Главарь отбросил руку вбок, с требовательно раскрытой ладонью, как хирург над операционным столом – и в нее тут же вложили мясницкий тесак.

Чья-то немилосердная подошва до хруста прижала правое предплечье Михаила к полу. Он не смотрел фильм «Братва» - но понял…
- Зачем? – закричал он, захлёбываясь воплем и багровой, тошнотворно густой слюной.

Затем! – веско ответил главарь. – Нам на память, тебе на память. И чтоб, чиста, заяву ментам нечем было накатать…

Кто-то омерзительно заржал.
И главарь маханул тесаком…

Михаил очнулся в больнице. Замотанная в бинт культя жестоко ныла, несмотря на обезболивающее. Но куда страшнее телесной боли было сознание непоправимой утраты.

«Я теперь инвалид. Человек обесцененный… Ларка уйдёт… Как пить… Хочу пить! Яду мне, яду!»

Сосед по палате, интеллигентный старичок в пижаме и почему-то в панамке, угостил Михаила тыквенным соком из литровой банки.

«Тебя, парень, на крыльце подобрали, - рассказывал старичок. – И жгутом кто-то руку стянул – а то бы «кровоистощился» весь…»

«Кто отрубил – тот и стянул! – с плазменной ненавистью подумал Михаил. – Нихрена не боятся сволочи! Менты куплены, прокурор на крючке, чекисты на подсосе…»

«Доктор сказал, что тебя бродячие собаки покусали!» – проинформировал старичок.

«Как есть собаки! – мысленно согласился Михаил. – Суки! ВолкИ! Твари! И Ларка – тварь… С шофёром… С замом… Сука! Теперь – точно уйдёт!»

В этот момент дверь распахнулась и в палату влетела жена Михаила, Лариса. С двумя полиэтиленовыми пакетами – настолько тяжёлыми, что ручки оборвались и Лариса прижимала их к груди, видом своим напоминая радистку Кэт, укрывающуюся в берлинской канализации.

Лариса принялась вытряхивать содержимое пакетов – бананы, бритвенный прибор, йогурты, мыло, курицу в фольге, полотенце, и много чего ещё – прямо на койку Михаила.
Тот смотрел отрешенно: к чему бы эти знаки внимания, когда и так всё ясно?

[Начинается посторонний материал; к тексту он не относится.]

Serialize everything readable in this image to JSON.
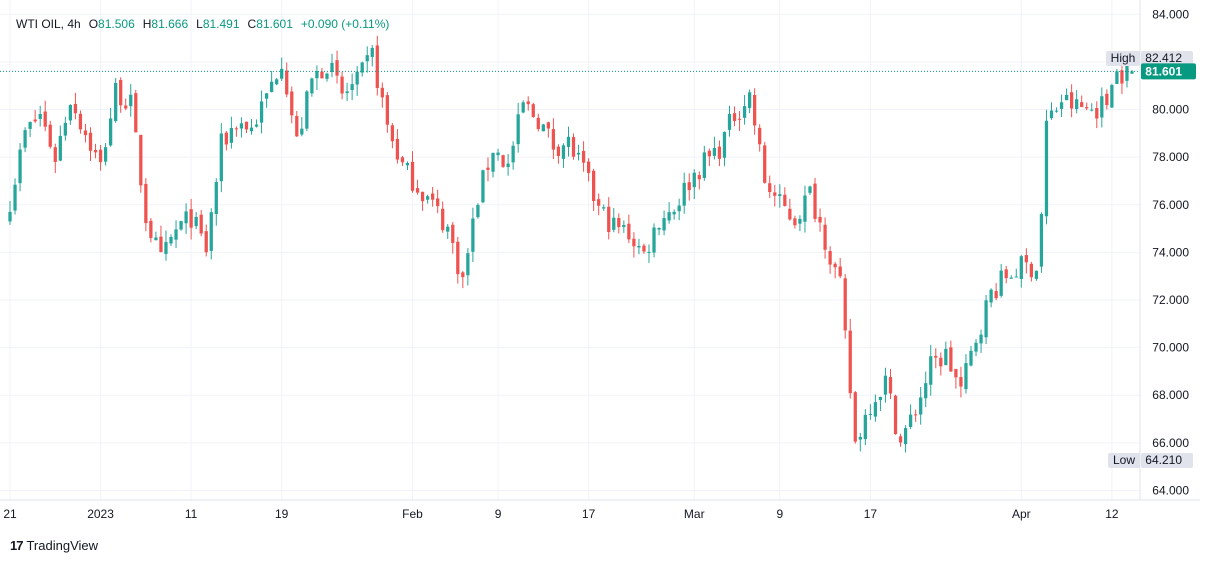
{
  "legend": {
    "symbol": "WTI OIL",
    "interval": "4h",
    "open_label": "O",
    "open": "81.506",
    "high_label": "H",
    "high": "81.666",
    "low_label": "L",
    "low": "81.491",
    "close_label": "C",
    "close": "81.601",
    "change": "+0.090 (+0.11%)"
  },
  "brand": {
    "mark": "17",
    "name": "TradingView"
  },
  "colors": {
    "up": "#26a69a",
    "down": "#ef5350",
    "grid": "#f0f3fa",
    "last_price": "#089981",
    "text": "#131722"
  },
  "chart_data": {
    "type": "candlestick",
    "title": "WTI OIL, 4h",
    "ylim": [
      63.6,
      84.6
    ],
    "y_ticks": [
      "64.000",
      "66.000",
      "68.000",
      "70.000",
      "72.000",
      "74.000",
      "76.000",
      "78.000",
      "80.000",
      "82.000",
      "84.000"
    ],
    "x_ticks": [
      {
        "label": "21",
        "index": 0
      },
      {
        "label": "2023",
        "index": 18
      },
      {
        "label": "11",
        "index": 36
      },
      {
        "label": "19",
        "index": 54
      },
      {
        "label": "Feb",
        "index": 80
      },
      {
        "label": "9",
        "index": 97
      },
      {
        "label": "17",
        "index": 115
      },
      {
        "label": "Mar",
        "index": 136
      },
      {
        "label": "9",
        "index": 153
      },
      {
        "label": "17",
        "index": 171
      },
      {
        "label": "Apr",
        "index": 201
      },
      {
        "label": "12",
        "index": 219
      }
    ],
    "last_price": "81.601",
    "high_marker": {
      "label": "High",
      "value": "82.412"
    },
    "low_marker": {
      "label": "Low",
      "value": "64.210"
    },
    "gap_indices": [
      205
    ],
    "close_path": [
      [
        0,
        76.2
      ],
      [
        3,
        79.0
      ],
      [
        6,
        79.8
      ],
      [
        9,
        78.0
      ],
      [
        12,
        80.5
      ],
      [
        15,
        79.0
      ],
      [
        18,
        77.6
      ],
      [
        21,
        80.8
      ],
      [
        24,
        80.2
      ],
      [
        27,
        75.5
      ],
      [
        30,
        73.6
      ],
      [
        33,
        74.9
      ],
      [
        36,
        75.5
      ],
      [
        39,
        74.1
      ],
      [
        42,
        78.5
      ],
      [
        45,
        79.5
      ],
      [
        48,
        79.2
      ],
      [
        51,
        80.5
      ],
      [
        54,
        82.2
      ],
      [
        57,
        78.6
      ],
      [
        60,
        81.2
      ],
      [
        63,
        82.0
      ],
      [
        66,
        80.6
      ],
      [
        69,
        81.1
      ],
      [
        72,
        82.3
      ],
      [
        75,
        79.3
      ],
      [
        78,
        77.6
      ],
      [
        81,
        76.8
      ],
      [
        84,
        76.0
      ],
      [
        87,
        75.0
      ],
      [
        90,
        72.8
      ],
      [
        93,
        76.3
      ],
      [
        96,
        78.4
      ],
      [
        99,
        77.6
      ],
      [
        102,
        80.2
      ],
      [
        105,
        79.6
      ],
      [
        108,
        78.5
      ],
      [
        111,
        78.6
      ],
      [
        114,
        77.4
      ],
      [
        117,
        75.8
      ],
      [
        120,
        75.1
      ],
      [
        123,
        74.8
      ],
      [
        126,
        73.9
      ],
      [
        129,
        75.4
      ],
      [
        132,
        75.9
      ],
      [
        135,
        77.0
      ],
      [
        138,
        77.8
      ],
      [
        141,
        78.4
      ],
      [
        144,
        79.8
      ],
      [
        147,
        80.6
      ],
      [
        150,
        77.0
      ],
      [
        153,
        76.0
      ],
      [
        156,
        75.4
      ],
      [
        159,
        76.5
      ],
      [
        162,
        74.6
      ],
      [
        165,
        72.5
      ],
      [
        168,
        66.0
      ],
      [
        171,
        67.7
      ],
      [
        174,
        68.6
      ],
      [
        177,
        66.0
      ],
      [
        180,
        67.4
      ],
      [
        183,
        69.2
      ],
      [
        186,
        69.7
      ],
      [
        189,
        68.2
      ],
      [
        192,
        70.4
      ],
      [
        195,
        72.3
      ],
      [
        198,
        73.0
      ],
      [
        201,
        73.4
      ],
      [
        204,
        73.4
      ],
      [
        205,
        75.6
      ],
      [
        206,
        79.4
      ],
      [
        209,
        80.4
      ],
      [
        212,
        80.1
      ],
      [
        215,
        80.0
      ],
      [
        218,
        80.3
      ],
      [
        219,
        81.5
      ],
      [
        223,
        81.6
      ]
    ],
    "notes": "4-hour OHLC candles of WTI crude oil from Dec 21 (2022) to Apr 12 (2023); close path traced from the chart and individual candles reconstructed deterministically around it. Data gap between late March and early April."
  }
}
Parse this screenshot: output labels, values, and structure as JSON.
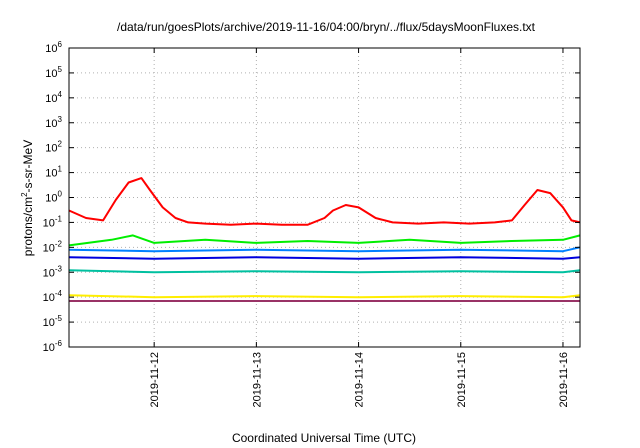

Лариса одной рукой выгребала неисчерпаемые пакеты, по очереди, а другой – всё гладила Михаила по волосам, неотрывно глядела ему в глаза, не стесняясь своей отёчной синей туши, и спрашивала: «Ты как? Ты как?»

«Ничего!» - ответил Михаил, а про себя расшифровал: «В смысле, «ничто». Я теперь – ничто. Полное ничтожество!».

Собравшись с духом, Михаил выдал индульгенцию:
«Лариса! Бросай меня! Зачем я тебе такой?»

«Я – калека! Более того, я нищий калека: они отобрали всё! – с каким-то мрачным мазохистичным упоением увещевал жену Михаил. – Я и раньше был скверным мужем… Гулял направо и налево… Особенно – налево… Приходил пьяный. Хамил. А теперь – и вовсе… Не губи себя, Лара!»

Лариса вдруг утёрла слёзы, складки поплывшего лица её расправились, обрели силу и строгость, глаза полыхнули сухим гневом любви:
«Опомнись! Что ты такое говоришь, Майк! Ты… ты… ты был и есть… - видно, она хотела высказать слишком многое: слова комковались в её натруженном рыданиями горле. Но, наконец, прорвались самые важные и сильные: - Ты – хороший муж! Лучший!»

Дальше Лариса говорила без остановки.
Да, что было – то было. Они ссорились и даже дрались и даже изменяли друг другу. Но это потому что милые – только тешатся. И если уж она не покинула любимого Майка, когда тот был силён и богат – как же может она бросить его теперь, когда он слаб и немощен финансово? И в беде, и в радости… Разве Майк забыл? Пока смерть не разлучит нас… Только смерть. И ничего кроме. А Майку ещё – жить и жить. Подумаешь – рука? Да даже если б он стал, как этот английский профессор в каталке, без голоса… Нет – всё равно и никогда! И думать не смей!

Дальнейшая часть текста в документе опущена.